Wernisażowi będzie towarzyszył wykład Sławomira Kordaczuka (zastępcy dyrektora siedleckiego Muzeum Regionalnego, fotografa i kolekcjonera), który swoją opowieść o historii kolorowania czarno-białych fotografii zobrazuje zdjęciami ze swojej prywatnej kolekcji. Dzięki uprzejmości Muzeum nie zabraknie też tego wieczoru portretu Ireny Karpińskiej, wykonany przez A. Ganiewskiego i pokolorowanego w jego pracowni.

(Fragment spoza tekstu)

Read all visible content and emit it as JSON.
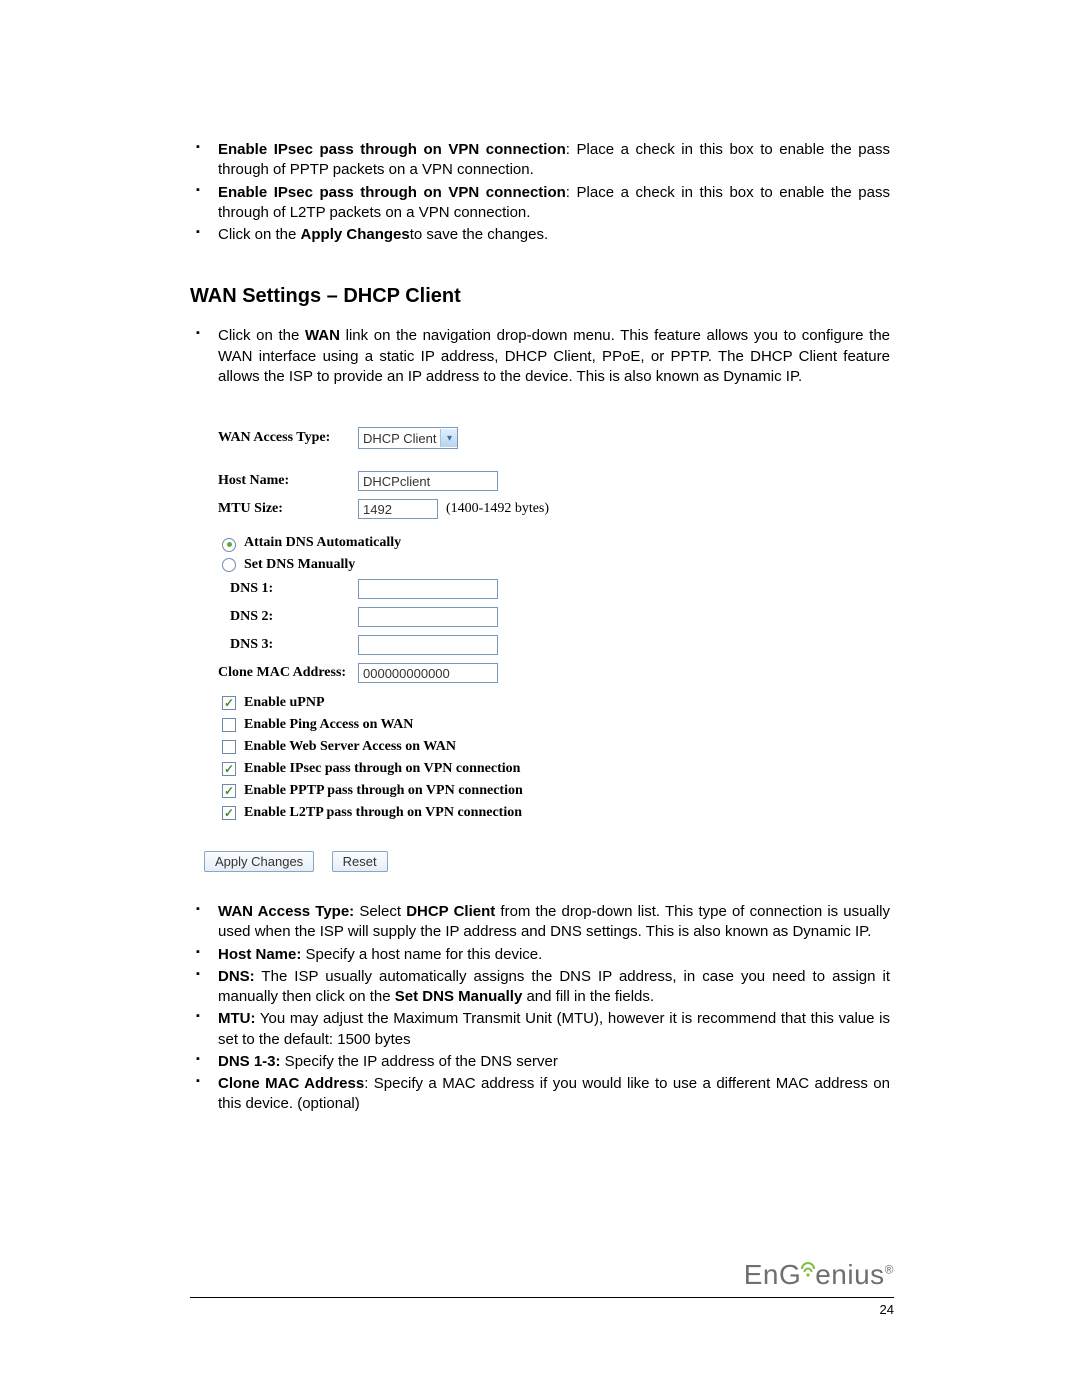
{
  "bullets_top": [
    {
      "bold": "Enable IPsec pass through on VPN connection",
      "rest": ": Place a check in this box to enable the pass through of PPTP packets on a VPN connection."
    },
    {
      "bold": "Enable IPsec pass through on VPN connection",
      "rest": ": Place a check in this box to enable the pass through of L2TP packets on a VPN connection."
    },
    {
      "pre": "Click on the ",
      "bold": "Apply Changes",
      "rest": "to save the changes."
    }
  ],
  "heading": "WAN Settings – DHCP Client",
  "bullets_mid": [
    {
      "pre": "Click on the ",
      "bold": "WAN",
      "rest": " link on the navigation drop-down menu. This feature allows you to configure the WAN interface using a static IP address, DHCP Client, PPoE, or PPTP. The DHCP Client feature allows the ISP to provide an IP address to the device. This is also known as Dynamic IP."
    }
  ],
  "form": {
    "wan_access_label": "WAN Access Type:",
    "wan_access_value": "DHCP Client",
    "host_name_label": "Host Name:",
    "host_name_value": "DHCPclient",
    "mtu_label": "MTU Size:",
    "mtu_value": "1492",
    "mtu_hint": "(1400-1492 bytes)",
    "radio_auto": "Attain DNS Automatically",
    "radio_manual": "Set DNS Manually",
    "dns1_label": "DNS 1:",
    "dns2_label": "DNS 2:",
    "dns3_label": "DNS 3:",
    "dns1_value": "",
    "dns2_value": "",
    "dns3_value": "",
    "clone_mac_label": "Clone MAC Address:",
    "clone_mac_value": "000000000000",
    "checks": [
      {
        "label": "Enable uPNP",
        "checked": true
      },
      {
        "label": "Enable Ping Access on WAN",
        "checked": false
      },
      {
        "label": "Enable Web Server Access on WAN",
        "checked": false
      },
      {
        "label": "Enable IPsec pass through on VPN connection",
        "checked": true
      },
      {
        "label": "Enable PPTP pass through on VPN connection",
        "checked": true
      },
      {
        "label": "Enable L2TP pass through on VPN connection",
        "checked": true
      }
    ],
    "btn_apply": "Apply Changes",
    "btn_reset": "Reset"
  },
  "bullets_bottom": [
    {
      "bold": "WAN Access Type:",
      "mid": " Select ",
      "bold2": "DHCP Client",
      "rest": " from the drop-down list. This type of connection is usually used when the ISP will supply the IP address and DNS settings. This is also known as Dynamic IP."
    },
    {
      "bold": "Host Name:",
      "rest": " Specify a host name for this device."
    },
    {
      "bold": "DNS:",
      "mid": " The ISP usually automatically assigns the DNS IP address, in case you need to assign it manually then click on the ",
      "bold2": "Set DNS Manually",
      "rest": " and fill in the fields."
    },
    {
      "bold": "MTU:",
      "rest": " You may adjust the Maximum Transmit Unit (MTU), however it is recommend that this value is set to the default: 1500 bytes"
    },
    {
      "bold": "DNS 1-3:",
      "rest": " Specify the IP address of the DNS server"
    },
    {
      "bold": "Clone MAC Address",
      "rest": ": Specify a MAC address if you would like to use a different MAC address on this device. (optional)"
    }
  ],
  "footer": {
    "brand_left": "En",
    "brand_right": "enius",
    "reg": "®",
    "page_number": "24"
  }
}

Wystawę „Ocalić od zapomnienia” można oglądać do 20 lutego, od poniedziałku do piątku, w godz. 10.00-17.00 w Galerii Fotografii Fokus przy ul. Sienkiewicza 63. Wstęp wolny.
Sylwia Garucka-Tarkowska – siedlczanka, absolwentka Akademii Podlaskiej w Siedlcach (dyplom magistra z wyróżnieniem za pracę pt. „Osobowość w portrecie fotograficznym na podstawie własnej twórczości i poszukiwań”) oraz Europejskiej Akademii Fotografii w Warszawie (pracę dyplomową w kategorii portret pt. „Siedlczanie” obroniła w 2005 r. w Pracowni Fotografii Kreacyjnej Izabeli Jaroszewskiej). W 2003 r. jej prace, będące efektem spotkań szkół fotografii z Polski i Holandii były prezentowane na zbiorowej wystawie „Kobiety Hagi i kobiety Warszawy” w Hadze. W styczniu 2004 r. otrzymała stypendium Prezydenta Miasta Siedlce z fotografii artystycznej. Sportretowała wówczas 22 przedstawicieli wybranych siedleckich zawodów. W maju 2004 r. otrzymała wyróżnienie w konkursie fotograficznym „Tygodnika Powszechnego” na fotoreportaż pt. „Okoliczności codzienności”. Swoje prace prezentowała m.in. w Toruniu, Krakowie, Warszawie, podczas wielu wystaw siedleckiej Grupy Twórczej Fotogram oraz wielu edycji Galerii Bezdomnej. (Ana)
Nie obiecuję, ale postaram się obejrzeć:)
Gratuluję i pozdrawiam 🙂
Nie obiecuję, ale postaram się obejrzeć:)
Miałem tą przyjemność widzieć kilka zdjęć w fazie przygotowań. Naprawdę jest na co popatrzeć tak więc zachęcam do wybrania się na wystawę.
Dobra robota Sylwia:)
Pozdrawiam
Gratulacje
Miałem tą przyjemność widzieć kilka zdjęć w fazie przygotowań. Naprawdę jest na co popatrzeć tak więc zachęcam do wybrania się na wystawę.
Dobra robota Sylwia:)
Pozdrawiam
Prace, które równie dobrze zrobiłby mój pies.
nic specjalnego
Prace, które równie dobrze zrobiłby mój pies.